Google on Finding Entities: A Tale of Two Michael Jacksons
I’ve been saying for at least a couple of years that Google’s local search is a proof of concept for the search giant to use on how to find and understand entities.
With local search, Google goes out and looks for a mention of a business on the Web, especially when it it accompanied by geographic location information. It collects and gathers facts related to businesses (entities are people, places, and things) and then it clusters information about the objects it finds to make sure that those mentions across the Web are all referring to the same places.
If you start reading about local search, you’ll see people referring to the importance of consistency in how you present address information for a business, and the same thing is true for entities.
When there are two well known people with the same name, such as head of Homeland Security Michael Jackson, and pop star Michael Jackson, things could get a little confusing.
That is until you start looking at the facts associated with each mention. One was a member of the group “Homeland Security” and the other was a member of the group, “The Jackson Five.” One vowed to the constitution that he would protect us from terrorists, and the other let us know, “I want you back.”
A patent granted to Google this June puts that problem into perspective for us by referring to the problem of understanding which Michael Jackson is which:
It is frequently useful to know the specific entity to which a document is referring. For example, if the goal is to extract, organize, and summarize information about Michael Jackson (the singer), one will want to look only at documents about Michael Jackson (the singer), and not at documents other Michael Jacksons. The ambiguity of language, of names, and of other common properties makes determining which entity a document is referring to a difficult task. Therefore, what is needed is a method for disambiguating references to entities in a document.
In Finding Entity Names in Google’s Knowledge Graph, I wrote about Google’s Data Janitors, which are tasked with taking data extracted from the web and performing multiple tasks with it, like cleaning it up, or collecting facts related to it. It’s ultimately their task to tell us which Michael Jackson is being referred to when one of them is mentioned on a web site.
One assumption is uncovered about this process is that “the number of documents identified as referring to an entity is used to estimate the absolute and/or relative importance of the entity.” The patent quickly follows that statement up by telling us that the importance of each of those documents might also be judged by factors such as:
(1) how likely it is that the web page might be referring to that particular entity (some kind of confidence strength), or
(2) some metric of importance of the document itself regardless of the entity, such as “what is the PageRank of the page,” or
This patent describes how Google goes about identifying entities on the Web, and figuring out which Michael Jackson is which:
Finding and disambiguating references to entities on web pages
Invented by Leonardo A. Laroco, Jr., Nikola Jevtic, Nikolai V. Yakovenko, and Jeffrey Reynar
Assigned to Google
US Patent 8,751,498
Granted June 10, 2014
Filed: February 1, 2012
A system and method for disambiguating references to entities in a document. In one embodiment, an iterative process is used to disambiguate references to entities in documents.
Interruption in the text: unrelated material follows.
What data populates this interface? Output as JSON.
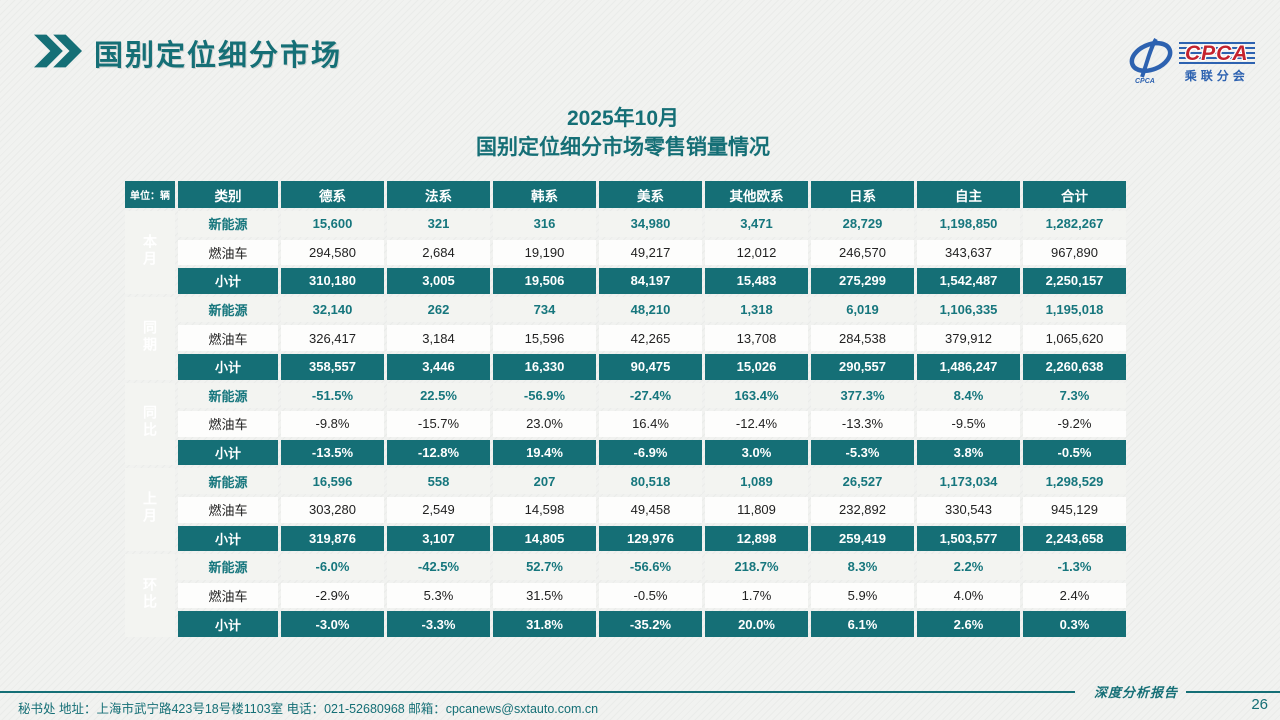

An initial model is used to identify documents referring to an entity based on features contained in those documents. The occurrence of various features in these documents is measured.
From the number occurrences of features in these documents, a second model is constructed. The second model is used to identify documents referring to the entity based on features contained in the documents.
The process can be repeated, iteratively identifying documents referring to the entity and improving subsequent models based on those identifications. Additional features of the entity can be extracted from documents identified as referring to the entity.